34 minutes ago, scragglypoo said:

As for local space and world space, I have read a * b is world space, but b * a is local space so that you don't need to create axis angles?

I've never heard of this.  I guess it could work that way.  I'm going to look into this because it sounds intriguing and would save a lot of computation in my code for local rotations.  But rotation about an arbitrary axis is pretty complex.  Maybe it simplifies way down if the axis isn't arbitrary?  But anyway here's my C code for axis rotation:

matrix rotationAboutAxis(float angle, vector axis)
{
    float x2 = axis.x*axis.x;
    float y2 = axis.y*axis.y;
    float z2 = axis.z*axis.z;
    
    float a = (degToRad(angle))/2.0;
    float s = sinf(a);
    float c = cosf(a);
    float s2 = s*s;
    float sc = s*c;
    
    matrix rot = matrixIdentity();
    
    rot[0][0] = 1-2*(y2+z2)*s2;
    rot[0][1] = 2*(axis.x*axis.y*s2+axis.z*sc);
    rot[0][2] = 2*(axis.x*axis.z*s2-axis.y*sc);
    
    rot[1][0] = 2*(axis.y*axis.x*s2-axis.z*sc);
    rot[1][1] = 1-2*(z2+x2)*s2;
    rot[1][2] = 2*(axis.y*axis.z*s2+axis.x*sc);
    
    rot[2][0] = 2*(axis.z*axis.x*s2+axis.y*sc);
    rot[2][1] = 2*(axis.z*axis.y*s2-axis.x*sc);
    rot[2][2] = 1-2*(x2+y2)*s2;
    
    return rot;
}

18 hours ago, missionctrl said:

I've never heard of this.  I guess it could work that way.  I'm going to look into this because it sounds intriguing and would save a lot of computation in my code for local rotations.  But rotation about an arbitrary axis is pretty complex.  Maybe it simplifies way down if the axis isn't arbitrary?  But anyway here's my C code for axis rotation:

 

Here is where I read it; maybe it applies to only quaternions

https://forum.unity3d.com/threads/understanding-rotations-in-local-and-world-space-quaternions.153330/

Thanks! I got your code working here:

Matrix Rotate( Matrix rotation ) {
	// Rotate around local x-axis.
	auto x = RotationAboutAxis( this.right, -rotation.Pitch() );
	this = this * x;
	// Rotate around world y-axis.
	auto y = RotationAboutAxis( Vector::Up, rotation.Yaw() );
	this = this * y;
	return this;
}

Does it matter what order I put the rotations in? It works either way this*x or this*y first.

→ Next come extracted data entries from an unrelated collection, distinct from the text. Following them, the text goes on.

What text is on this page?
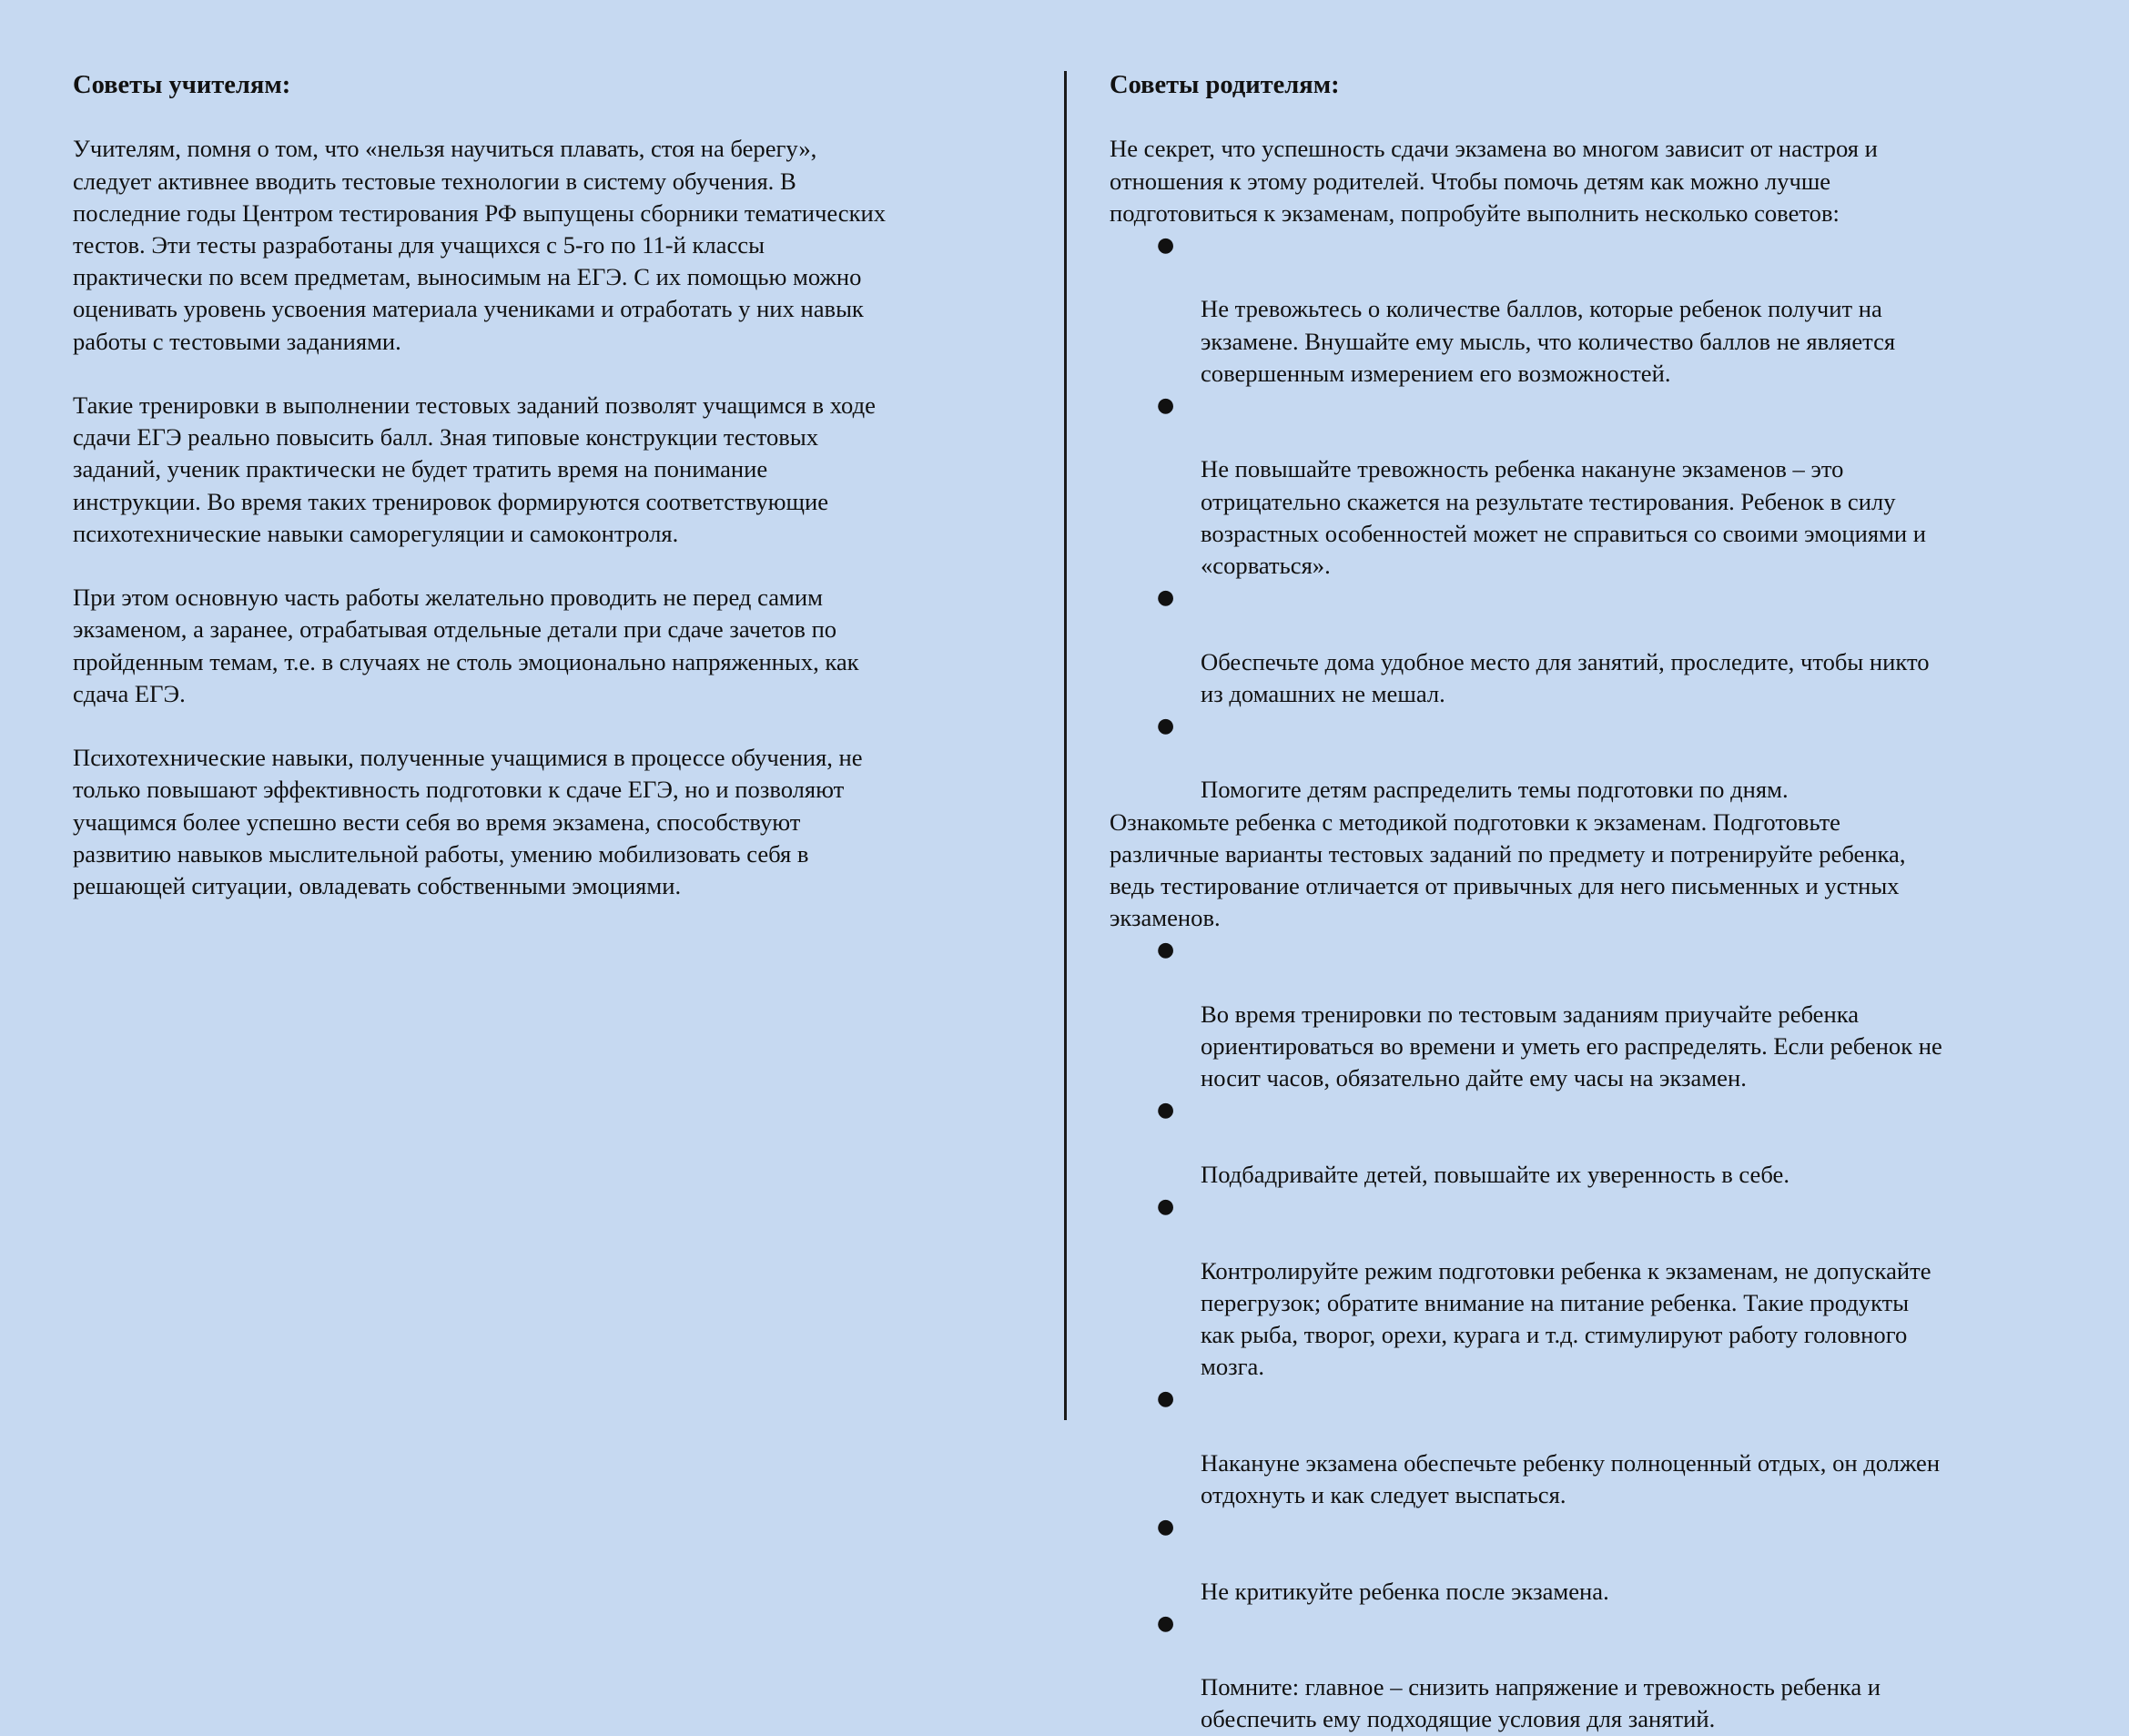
Советы учителям:

Учителям, помня о том, что «нельзя научиться плавать, стоя на берегу»,
следует активнее вводить тестовые технологии в систему обучения. В
последние годы Центром тестирования РФ выпущены сборники тематических
тестов. Эти тесты разработаны для учащихся с 5-го по 11-й классы
практически по всем предметам, выносимым на ЕГЭ. С их помощью можно
оценивать уровень усвоения материала учениками и отработать у них навык
работы с тестовыми заданиями.

Такие тренировки в выполнении тестовых заданий позволят учащимся в ходе
сдачи ЕГЭ реально повысить балл. Зная типовые конструкции тестовых
заданий, ученик практически не будет тратить время на понимание
инструкции. Во время таких тренировок формируются соответствующие
психотехнические навыки саморегуляции и самоконтроля.

При этом основную часть работы желательно проводить не перед самим
экзаменом, а заранее, отрабатывая отдельные детали при сдаче зачетов по
пройденным темам, т.е. в случаях не столь эмоционально напряженных, как
сдача ЕГЭ.

Психотехнические навыки, полученные учащимися в процессе обучения, не
только повышают эффективность подготовки к сдаче ЕГЭ, но и позволяют
учащимся более успешно вести себя во время экзамена, способствуют
развитию навыков мыслительной работы, умению мобилизовать себя в
решающей ситуации, овладевать собственными эмоциями.

Советы родителям:

Не секрет, что успешность сдачи экзамена во многом зависит от настроя и
отношения к этому родителей. Чтобы помочь детям как можно лучше
подготовиться к экзаменам, попробуйте выполнить несколько советов:

●

Не тревожьтесь о количестве баллов, которые ребенок получит на
экзамене. Внушайте ему мысль, что количество баллов не является
совершенным измерением его возможностей.

●

Не повышайте тревожность ребенка накануне экзаменов – это
отрицательно скажется на результате тестирования. Ребенок в силу
возрастных особенностей может не справиться со своими эмоциями и
«сорваться».

●

Обеспечьте дома удобное место для занятий, проследите, чтобы никто
из домашних не мешал.

●

Помогите детям распределить темы подготовки по дням.

Ознакомьте ребенка с методикой подготовки к экзаменам. Подготовьте
различные варианты тестовых заданий по предмету и потренируйте ребенка,
ведь тестирование отличается от привычных для него письменных и устных
экзаменов.

●

Во время тренировки по тестовым заданиям приучайте ребенка
ориентироваться во времени и уметь его распределять. Если ребенок не
носит часов, обязательно дайте ему часы на экзамен.

●

Подбадривайте детей, повышайте их уверенность в себе.

●

Контролируйте режим подготовки ребенка к экзаменам, не допускайте
перегрузок; обратите внимание на питание ребенка. Такие продукты
как рыба, творог, орехи, курага и т.д. стимулируют работу головного
мозга.

●

Накануне экзамена обеспечьте ребенку полноценный отдых, он должен
отдохнуть и как следует выспаться.

●

Не критикуйте ребенка после экзамена.

●

Помните: главное – снизить напряжение и тревожность ребенка и
обеспечить ему подходящие условия для занятий.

Also why does y need to be a world-space rotation? why not x?
 

Thanks for the link!  Some interesting stuff.  I think I see what's going on... it looks like changing the order performs the rotation around a locally-centered origin, but not in a local orientation. Maybe that's my fault for mis-using terminology a bit. When I say "local rotation" I mean "rotation around a local axis." Also, notice that he is using an "AngleAxis" function which should be exactly the same math as I just posted.

10 hours ago, scragglypoo said:

Does it matter what order I put the rotations in? It works either way this*x or this*y first.

Also why does y need to be a world-space rotation? why not x?

In theory, I think if you are doing rotations in local space like this, order shouldn't matter.

You don't NEED to do the Y rotation around the world's up vector, but it helps a lot if you want to maintain an up/down direction as a point of reference for the player (the best example of this is gravity which is in almost every game.) It makes it a lot easier for the player to maintain a sense of orientation.

21 hours ago, missionctrl said:

it looks like changing the order performs the rotation around a locally-centered origin, but not in a local orientation. Maybe that's my fault for mis-using terminology a bit. When I say "local rotation" I mean "rotation around a local axis."

But he does say:

Rotate around a local axis: rotation = rotation * Quaternion.AngleAxis(10, Vector3.Up);
Rotate around a world axis: rotation = Quaternion.AngleAxis(10, Vector3.Up) * rotation;

And it does work for me exactly as your code does (I have to inverse the order however; probably because they're matrices or because I use row order).   But I find your code clearer, and ready to use with an angle.

Edit: I understand now; rotating around local x-axis, and then world y-axis actually mimics real life, if you move your head.